Cleaning. This is the big win of most robot vacuums, the opportunity to ‘set and forget’ a daily spruce up. In my small apartment, it makes sense to send the thing on its merry way once a day and that’s how I used it for the couple of weeks that it was stationed in my living area.
Scheduling a daily clean up, I did notice, on occasion, that the tiled floors in the kitchen and living space were cleared of some of the detritus when I got home (of course, the dishes weren’t done, but the vacuum isn’t that advanced yet). And yes, you will have to empty the dust bin – but that’s a given. We haven’t quite got to the level of robots taking themselves to the bin, either.
What’s Not Good About It?
Cleaning. There’s still a very real, very big gap between traditional vacuums, handheld vacuums and a robot vacuum. No matter how much the latter autonomises the cleaning process in your house, robots still can’t quite compete with the former two and especially not with a vacuum plugged into a wall and controlled by humans. Part of this is due to the great discrepancy in vacuum power: Robot vacuums, including the i9, may be getting more powerful, but they cannot match the output of a vacuum connected to mains power. The power acquired from rechargeable lithium batteries just haven’t made that jump yet and the quality of cleaning suffers for it.
Mapping. Let me paint a quick picture for you: My living area is quite small and opens into a hallway. There’s a gap of about 45cm between the hallway and the living area. Sometimes, the i9 would have no trouble navigating this space, other times it would do a circuit, turn around and go back to base, assuming I live in a shoebox (which is fair, it is Sydney – but the i9 isn’t that intelligent). The mapping may be able to determine where it needs to clean next, but it does struggle in smaller areas with more obstructions.
Price. It’s price tag will also be an issue for many. It is an intelligent device, but for $1699 you feel like you shouldn’t ever have to vacuum again. I found that, although it could pick up some dust, crumbs and assorted kipple that I left lying around, it still struggled with long hairs.
As you’ll find with many robot vacuums on the market, it’s relatively smooth sailing when the device is running on hard floors. Once it starts getting to carpets or rugs, it can clean – just not to a standard the means you’ll never have to clean again.

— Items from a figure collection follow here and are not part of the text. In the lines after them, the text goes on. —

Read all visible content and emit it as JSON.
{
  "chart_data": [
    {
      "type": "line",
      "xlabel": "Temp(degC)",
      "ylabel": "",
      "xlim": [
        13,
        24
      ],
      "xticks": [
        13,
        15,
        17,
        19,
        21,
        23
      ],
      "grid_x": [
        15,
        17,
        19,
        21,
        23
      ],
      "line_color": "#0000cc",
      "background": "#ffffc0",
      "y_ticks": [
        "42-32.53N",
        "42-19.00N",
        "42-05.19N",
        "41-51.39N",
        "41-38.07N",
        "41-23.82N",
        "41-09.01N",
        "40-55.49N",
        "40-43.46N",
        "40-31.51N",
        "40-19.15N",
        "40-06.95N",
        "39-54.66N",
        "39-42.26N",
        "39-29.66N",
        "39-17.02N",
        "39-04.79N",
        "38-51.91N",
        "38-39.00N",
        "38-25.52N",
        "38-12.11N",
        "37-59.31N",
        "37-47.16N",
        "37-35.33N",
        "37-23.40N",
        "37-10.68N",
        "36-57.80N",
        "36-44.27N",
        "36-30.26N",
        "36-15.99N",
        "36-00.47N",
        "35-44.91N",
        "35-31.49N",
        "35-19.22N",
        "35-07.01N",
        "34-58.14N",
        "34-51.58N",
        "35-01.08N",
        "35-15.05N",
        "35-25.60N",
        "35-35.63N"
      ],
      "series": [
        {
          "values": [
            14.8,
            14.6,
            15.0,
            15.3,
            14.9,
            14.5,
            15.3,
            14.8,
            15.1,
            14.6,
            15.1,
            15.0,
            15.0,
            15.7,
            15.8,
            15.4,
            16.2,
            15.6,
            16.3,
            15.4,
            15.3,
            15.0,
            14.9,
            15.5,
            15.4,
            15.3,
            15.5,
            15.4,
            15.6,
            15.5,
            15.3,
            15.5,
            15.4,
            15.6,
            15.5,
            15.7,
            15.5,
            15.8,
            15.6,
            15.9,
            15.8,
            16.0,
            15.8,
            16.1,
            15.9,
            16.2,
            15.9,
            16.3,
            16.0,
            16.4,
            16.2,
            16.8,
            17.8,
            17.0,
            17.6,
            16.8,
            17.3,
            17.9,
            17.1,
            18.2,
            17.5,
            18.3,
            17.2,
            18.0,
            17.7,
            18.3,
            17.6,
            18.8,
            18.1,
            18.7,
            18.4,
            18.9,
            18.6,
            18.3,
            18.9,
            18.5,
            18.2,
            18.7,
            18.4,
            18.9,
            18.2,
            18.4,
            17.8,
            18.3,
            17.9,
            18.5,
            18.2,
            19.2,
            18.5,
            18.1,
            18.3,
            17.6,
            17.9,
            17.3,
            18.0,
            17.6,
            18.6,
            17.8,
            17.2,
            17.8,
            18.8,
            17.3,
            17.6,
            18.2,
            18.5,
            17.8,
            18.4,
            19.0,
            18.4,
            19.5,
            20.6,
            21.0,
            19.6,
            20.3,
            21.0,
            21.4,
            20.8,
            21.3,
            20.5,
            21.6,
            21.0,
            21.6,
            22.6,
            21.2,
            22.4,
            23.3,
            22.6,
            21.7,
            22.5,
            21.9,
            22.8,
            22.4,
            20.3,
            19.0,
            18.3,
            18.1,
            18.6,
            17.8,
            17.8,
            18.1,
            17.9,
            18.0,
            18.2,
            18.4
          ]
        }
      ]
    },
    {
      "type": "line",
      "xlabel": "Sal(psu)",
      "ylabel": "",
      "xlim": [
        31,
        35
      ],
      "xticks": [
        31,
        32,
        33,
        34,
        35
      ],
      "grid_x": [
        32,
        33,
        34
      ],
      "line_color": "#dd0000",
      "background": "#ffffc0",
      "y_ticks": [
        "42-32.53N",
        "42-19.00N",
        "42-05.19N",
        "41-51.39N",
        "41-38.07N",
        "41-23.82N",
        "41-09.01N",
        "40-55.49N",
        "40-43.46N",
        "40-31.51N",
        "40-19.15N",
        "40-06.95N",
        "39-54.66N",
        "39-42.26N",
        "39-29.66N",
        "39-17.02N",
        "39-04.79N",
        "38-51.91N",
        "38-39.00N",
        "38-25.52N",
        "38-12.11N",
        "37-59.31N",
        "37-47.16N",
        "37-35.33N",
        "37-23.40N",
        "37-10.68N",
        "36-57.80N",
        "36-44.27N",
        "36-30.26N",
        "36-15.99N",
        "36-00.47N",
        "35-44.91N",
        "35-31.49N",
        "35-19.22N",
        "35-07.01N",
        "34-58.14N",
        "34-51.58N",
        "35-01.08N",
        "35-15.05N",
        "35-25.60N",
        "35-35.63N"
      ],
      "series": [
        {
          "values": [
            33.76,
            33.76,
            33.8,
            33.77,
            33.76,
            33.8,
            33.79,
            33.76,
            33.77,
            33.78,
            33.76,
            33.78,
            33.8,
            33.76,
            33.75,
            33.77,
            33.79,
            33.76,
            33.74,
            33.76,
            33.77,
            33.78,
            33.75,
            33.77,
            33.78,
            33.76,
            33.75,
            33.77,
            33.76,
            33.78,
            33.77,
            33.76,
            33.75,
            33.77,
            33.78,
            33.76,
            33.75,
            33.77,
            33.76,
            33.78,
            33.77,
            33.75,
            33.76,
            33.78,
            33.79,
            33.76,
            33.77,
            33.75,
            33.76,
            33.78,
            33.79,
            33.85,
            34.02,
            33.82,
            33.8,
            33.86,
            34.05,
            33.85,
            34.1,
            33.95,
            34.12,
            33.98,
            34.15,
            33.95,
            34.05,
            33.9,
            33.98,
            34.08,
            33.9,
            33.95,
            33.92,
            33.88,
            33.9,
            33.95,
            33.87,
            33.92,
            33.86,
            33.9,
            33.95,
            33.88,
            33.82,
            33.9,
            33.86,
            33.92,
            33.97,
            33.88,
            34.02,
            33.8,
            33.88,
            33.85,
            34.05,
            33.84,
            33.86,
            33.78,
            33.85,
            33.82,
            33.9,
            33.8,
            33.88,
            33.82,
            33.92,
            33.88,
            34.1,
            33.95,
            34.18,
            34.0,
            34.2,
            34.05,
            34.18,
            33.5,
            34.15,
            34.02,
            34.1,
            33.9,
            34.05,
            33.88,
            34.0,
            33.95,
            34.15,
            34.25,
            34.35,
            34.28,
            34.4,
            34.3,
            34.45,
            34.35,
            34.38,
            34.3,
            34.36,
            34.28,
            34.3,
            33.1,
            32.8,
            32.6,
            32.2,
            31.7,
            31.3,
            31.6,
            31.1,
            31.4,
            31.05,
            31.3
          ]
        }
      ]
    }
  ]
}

Sound. The i9 is not quiet. The power that it sends through to the vacuum fluctuates depending on the type of floor it rolls across so a Silent Cleaner this is not. Not a huge issue considering most people will set it to work while they’re out of the house, but something to think about if you’re trying to watch Netflix while the robot is doing its thing.
Should You Buy It?
The absolute biggest issue with the i9 is that it, like many robotic vacuums, still struggles to do what a vacuum is chiefly designed to do: Remove as much crap and dirt from your floors as possible, to take the act of cleaning out of your hands. In fairness, there aren’t many robot vacuums that do – and none are marketed to consumers as be-all, end-all devices that allow you to forget about vacuuming ever again. The Pure i9 certainly doesn’t advertise itself as such.
Convincing prospective buyers that the $1699 price tag is half the battle. Perhaps even nine-tenths the battle. It will be hard to shell out that kind of money for what amounts to a cleaning add-on. Cleaning DLC.
There’s some relatively high profile competitors in the robotic vacuum space including Roomba, LG and Samsung and most of their devices will do a pretty decent job of cleaning too – at a highly reduced price tag. If you can stomach the price, the i9 is a viable companion to your less intelligent, handheld vacuum but it cannot replace it.
For me, the price tag for what you get is currently just too great.
The i9 doesn’t deserve to be thrown in the bin, but it is a bit rubbish.